On October 12, please join us in welcoming Dr. Samaneh Moafi for a lecture presented as part of the Fall 2021 Rutgers Design Lecture Series, free and open to all. Register at art.rutgers.edu/design-lecture-series
Dr. Samaneh Moafi is the Senior Researcher at Forensic Architecture, Goldsmiths University of London. She provides conceptual oversight across projects and in particular oversees the Centre for Contemporary Nature (CCN), where new investigative techniques are developed for interrogating environmental violence.
On October 5, please join us in welcoming Louise Sandhaus for a lecture on “Designing History: Big, Small, and Messy.” This lecture is presented as part of the Fall 2021 Rutgers Design Lecture Series, free and open to all. Register at art.rutgers.edu/design-lecture-series
Louise Sandhaus a graphic designer and design educator. She is currently faculty at California Institute of the Arts (CalArts) Graphic Design Program and former Program Director. Louise is the founder and co-director of The People’s Graphic Design Archive, a crowd-sourced virtual archive that aims to preserve, expand, and diversify graphic design history. Her book on the history of California graphic design, Earthquakes, Mudslides, Fires and Riots: California and Graphic Design 1936-1986, was published in 2014 by Metropolis Books and Thames & Hudson. It received laudatory attention from The New York Times, The Guardian (London), and The Los Angeles Review of Books, among many others. In 2015, the book received the Palm D’argent from The International Art Book and Film Festival (FILAF). In 2019, her book, A Colorful Life: Gere Kavanaugh, Designer, co-written and designed with Kat Catmur, was published by Princeton Architectural Press. The book was the subject of full-page L.A. Times article by Lyra Kiltson and was winner of the 2019 AIGA 50 Books|50 Covers competition.
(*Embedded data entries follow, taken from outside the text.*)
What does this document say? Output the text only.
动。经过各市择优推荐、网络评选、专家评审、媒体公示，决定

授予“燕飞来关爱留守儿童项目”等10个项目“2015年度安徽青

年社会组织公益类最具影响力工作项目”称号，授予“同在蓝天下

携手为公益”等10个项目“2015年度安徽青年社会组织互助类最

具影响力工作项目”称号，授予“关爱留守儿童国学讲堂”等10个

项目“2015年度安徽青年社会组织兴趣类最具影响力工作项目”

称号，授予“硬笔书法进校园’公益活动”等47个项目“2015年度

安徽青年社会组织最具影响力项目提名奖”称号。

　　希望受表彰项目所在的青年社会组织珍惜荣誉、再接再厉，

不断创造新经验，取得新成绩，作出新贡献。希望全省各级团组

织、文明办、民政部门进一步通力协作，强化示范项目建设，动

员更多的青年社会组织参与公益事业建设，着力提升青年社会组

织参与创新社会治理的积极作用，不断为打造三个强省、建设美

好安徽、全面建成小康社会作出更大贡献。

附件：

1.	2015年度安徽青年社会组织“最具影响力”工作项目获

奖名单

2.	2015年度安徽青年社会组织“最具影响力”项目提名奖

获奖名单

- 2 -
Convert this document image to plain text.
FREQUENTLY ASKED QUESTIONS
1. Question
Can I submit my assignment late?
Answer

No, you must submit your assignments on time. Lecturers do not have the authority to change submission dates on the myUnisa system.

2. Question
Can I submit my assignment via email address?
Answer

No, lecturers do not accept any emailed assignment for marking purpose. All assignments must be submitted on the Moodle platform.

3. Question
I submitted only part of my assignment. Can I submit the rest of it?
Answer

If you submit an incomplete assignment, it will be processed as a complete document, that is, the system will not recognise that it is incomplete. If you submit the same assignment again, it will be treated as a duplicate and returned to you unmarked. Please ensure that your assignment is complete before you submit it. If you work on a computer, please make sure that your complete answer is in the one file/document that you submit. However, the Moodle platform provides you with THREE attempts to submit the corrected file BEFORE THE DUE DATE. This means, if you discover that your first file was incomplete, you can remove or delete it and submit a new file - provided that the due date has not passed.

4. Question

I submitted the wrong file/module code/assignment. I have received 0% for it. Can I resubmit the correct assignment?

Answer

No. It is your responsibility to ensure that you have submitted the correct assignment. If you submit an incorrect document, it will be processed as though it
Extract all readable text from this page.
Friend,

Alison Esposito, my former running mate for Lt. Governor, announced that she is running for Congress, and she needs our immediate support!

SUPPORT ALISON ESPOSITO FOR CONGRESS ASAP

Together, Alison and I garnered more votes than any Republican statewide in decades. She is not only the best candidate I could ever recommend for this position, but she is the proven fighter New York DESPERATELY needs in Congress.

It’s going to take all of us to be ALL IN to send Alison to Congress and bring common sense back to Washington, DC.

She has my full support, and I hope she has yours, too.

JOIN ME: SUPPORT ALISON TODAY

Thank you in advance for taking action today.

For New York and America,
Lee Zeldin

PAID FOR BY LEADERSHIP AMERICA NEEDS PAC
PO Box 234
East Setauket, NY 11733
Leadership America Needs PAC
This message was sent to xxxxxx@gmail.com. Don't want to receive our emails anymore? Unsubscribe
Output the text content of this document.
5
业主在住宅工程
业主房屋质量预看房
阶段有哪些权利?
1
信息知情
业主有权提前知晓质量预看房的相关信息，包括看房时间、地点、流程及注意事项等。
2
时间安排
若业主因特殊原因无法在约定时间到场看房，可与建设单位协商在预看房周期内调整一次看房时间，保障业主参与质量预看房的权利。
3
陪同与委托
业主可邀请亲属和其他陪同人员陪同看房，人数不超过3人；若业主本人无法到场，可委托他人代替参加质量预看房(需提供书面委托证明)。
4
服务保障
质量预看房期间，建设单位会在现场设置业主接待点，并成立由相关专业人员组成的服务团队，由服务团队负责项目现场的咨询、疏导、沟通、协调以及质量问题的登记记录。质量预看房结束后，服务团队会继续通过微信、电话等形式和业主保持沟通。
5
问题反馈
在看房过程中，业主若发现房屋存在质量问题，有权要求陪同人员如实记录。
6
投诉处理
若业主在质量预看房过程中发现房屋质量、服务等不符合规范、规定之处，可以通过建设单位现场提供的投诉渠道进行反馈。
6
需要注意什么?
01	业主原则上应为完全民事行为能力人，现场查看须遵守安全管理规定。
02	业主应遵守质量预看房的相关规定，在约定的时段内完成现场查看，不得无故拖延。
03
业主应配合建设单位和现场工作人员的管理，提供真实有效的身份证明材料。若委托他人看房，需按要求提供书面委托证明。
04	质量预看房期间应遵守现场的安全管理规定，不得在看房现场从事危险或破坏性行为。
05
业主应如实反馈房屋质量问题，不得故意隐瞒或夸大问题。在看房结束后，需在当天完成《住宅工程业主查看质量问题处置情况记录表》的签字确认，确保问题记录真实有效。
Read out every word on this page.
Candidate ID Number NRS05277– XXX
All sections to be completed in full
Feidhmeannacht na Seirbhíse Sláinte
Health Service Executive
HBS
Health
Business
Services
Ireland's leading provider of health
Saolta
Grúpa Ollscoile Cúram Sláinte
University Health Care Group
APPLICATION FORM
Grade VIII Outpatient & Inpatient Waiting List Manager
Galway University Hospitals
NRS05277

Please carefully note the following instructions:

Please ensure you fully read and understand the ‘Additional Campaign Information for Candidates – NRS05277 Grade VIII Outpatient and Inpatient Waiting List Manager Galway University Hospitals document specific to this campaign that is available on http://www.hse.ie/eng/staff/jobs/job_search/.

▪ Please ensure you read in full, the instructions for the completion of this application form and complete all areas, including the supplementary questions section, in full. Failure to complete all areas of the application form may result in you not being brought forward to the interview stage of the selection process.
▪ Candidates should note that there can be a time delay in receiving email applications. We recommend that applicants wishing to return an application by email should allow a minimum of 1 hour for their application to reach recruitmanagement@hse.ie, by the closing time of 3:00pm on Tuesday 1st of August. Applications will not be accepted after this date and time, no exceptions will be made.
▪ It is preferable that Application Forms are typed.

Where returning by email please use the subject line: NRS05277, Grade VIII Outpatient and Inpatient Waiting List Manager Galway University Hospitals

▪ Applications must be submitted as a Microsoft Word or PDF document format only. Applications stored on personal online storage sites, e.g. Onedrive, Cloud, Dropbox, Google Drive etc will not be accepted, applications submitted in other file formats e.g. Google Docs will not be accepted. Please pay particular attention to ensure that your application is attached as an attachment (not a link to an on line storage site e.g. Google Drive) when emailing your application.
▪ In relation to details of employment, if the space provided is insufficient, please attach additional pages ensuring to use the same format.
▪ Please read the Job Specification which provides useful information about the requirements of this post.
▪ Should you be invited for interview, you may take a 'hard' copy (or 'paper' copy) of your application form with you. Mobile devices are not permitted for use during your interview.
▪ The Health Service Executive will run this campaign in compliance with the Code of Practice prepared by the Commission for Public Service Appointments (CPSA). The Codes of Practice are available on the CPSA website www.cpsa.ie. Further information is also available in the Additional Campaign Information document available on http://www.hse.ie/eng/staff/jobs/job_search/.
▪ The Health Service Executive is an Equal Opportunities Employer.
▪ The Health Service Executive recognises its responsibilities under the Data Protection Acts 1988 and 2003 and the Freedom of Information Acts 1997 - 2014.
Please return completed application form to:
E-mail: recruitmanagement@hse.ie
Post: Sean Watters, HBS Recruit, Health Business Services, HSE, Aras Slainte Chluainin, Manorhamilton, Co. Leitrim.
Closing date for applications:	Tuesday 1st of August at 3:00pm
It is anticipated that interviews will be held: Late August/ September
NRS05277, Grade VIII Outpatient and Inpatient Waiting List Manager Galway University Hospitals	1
On September 21, we welcomed Elizabeth Guffey for a lecture on “Designing Disability.”
Elizabeth Guffey works at the intersection of art, design and disability studies. Her book Designing Disability: Symbols, Space and Society (Bloomsbury) argues that designs like the International Symbol of Access or “wheelchair symbol” can alter the environment, making people more disabled or less, depending on the design’s planning and use. She is also Founding Editor of the academic journal Design and Culture. Guffey currently heads the MA in Modern and Contemporary Art, Criticism and Theory at the State University of New York, Purchase College.
On September 14, we welcomed Sadie Red Wing for a lecture on “Designing for Sovereign Tribal Nations in Higher Education.”
Sadie Red Wing is a Lakota graphic designer and advocate from the Spirit Lake Nation of Fort Totten, North Dakota. Red Wing earned her BFA in New Media Arts and Interactive Design at the Institute of American Indian Arts. She received her Master of Graphic Design from North Carolina State University. Her research on cultural revitalization through design tools and strategies created a new demand for tribal competence in graphic design research. Red Wing urges Native American graphic designers to express visual sovereignty in their design work, as well as, encourages academia to include an indigenous perspective in design curriculum. Currently, Red Wing serves as a Student Success Coach for American Indian College Fund (Denver, CO) where she specializes in student retention and resource building for the Native American demographic in higher education spaces. Her work has been featured on AIGA’s Eye on Design: “Why Can’t the U.S. Decolonize Its Design Education?” (2017), Communication Arts: “Decolonizing Native American Design” (2017), and The World Policy Journal: “United Nation’s Declaration on the Rights of Indigenous Peoples” (2018).